« Mort au fascisme ! Liberté pour le peuple ! »

Une photo prise en 1942 dans la ville serbe de Valjevo montre le partisan yougoslave d’origine croate Stjepan Filipović sous la potence nazie. Quelques secondes avant d’être pendu par les agresseurs et leurs collaborateurs, le condamné à mort lève les mains en l’air, serre les poings et lance, avec un air de défi : Mort au fascisme ! Liberté pour le peuple !
Ce moment résonnera pour l’éternité.

Filipović crie vigoureusement : « Vive les libérateurs du peuple ! À bas les fascistes et leurs collaborateurs ! Vive le communisme ! ». Un noeud coulant autour de la tête, les bras levés, il dédie ses derniers mots à la foule environnante, rassemblée de force : « Qu’attendez-vous ? Pourquoi autorisez-vous cela ? Prenez ces fusils rouillés et débarrassez votre pays de cette vermine ! Vive notre armée libératrice et ses alliés ! ». Un soldat allemand frappe Filipović avec la crosse de son fusil pour le faire taire. Filipović tente de lui donner un coup de pied, il perd l’équilibre, le tabouret sur lequel il se tenait tombe et la corde s’est resserre encore plus fermement sous son poids.

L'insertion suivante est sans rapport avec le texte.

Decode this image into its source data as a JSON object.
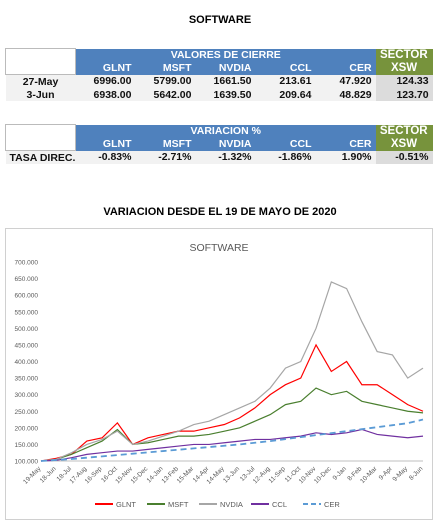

Stjepan Filipović est né à Opuzen (Empire austro-hongrois, actuelle Croatie) en 1916, troisième d’une famille de cinq enfants. Il travaille comme forgeron dans la ville de Kragujevac. En 1937 Filipović rejoint le mouvement ouvrier local, il est arrêté et condamné à un an de prison. En 1940, il rejoint le Parti communiste de Yougoslavie. En 1941 Filipović se trouve à Valjevo lors de l’invasion du Royaume de Yougoslavie par les nazis et les forces de l’Axe. Au début du mois de juillet 1941, il rallie les Partisans et devient peu après commandant d’une unité de combat, l’unité Tamnavsko-Kolubarski. Le 24 décembre, des tchetniks (royalistes serbes) le capturent et le remettent au quartier général de la Gestapo à Belgrade.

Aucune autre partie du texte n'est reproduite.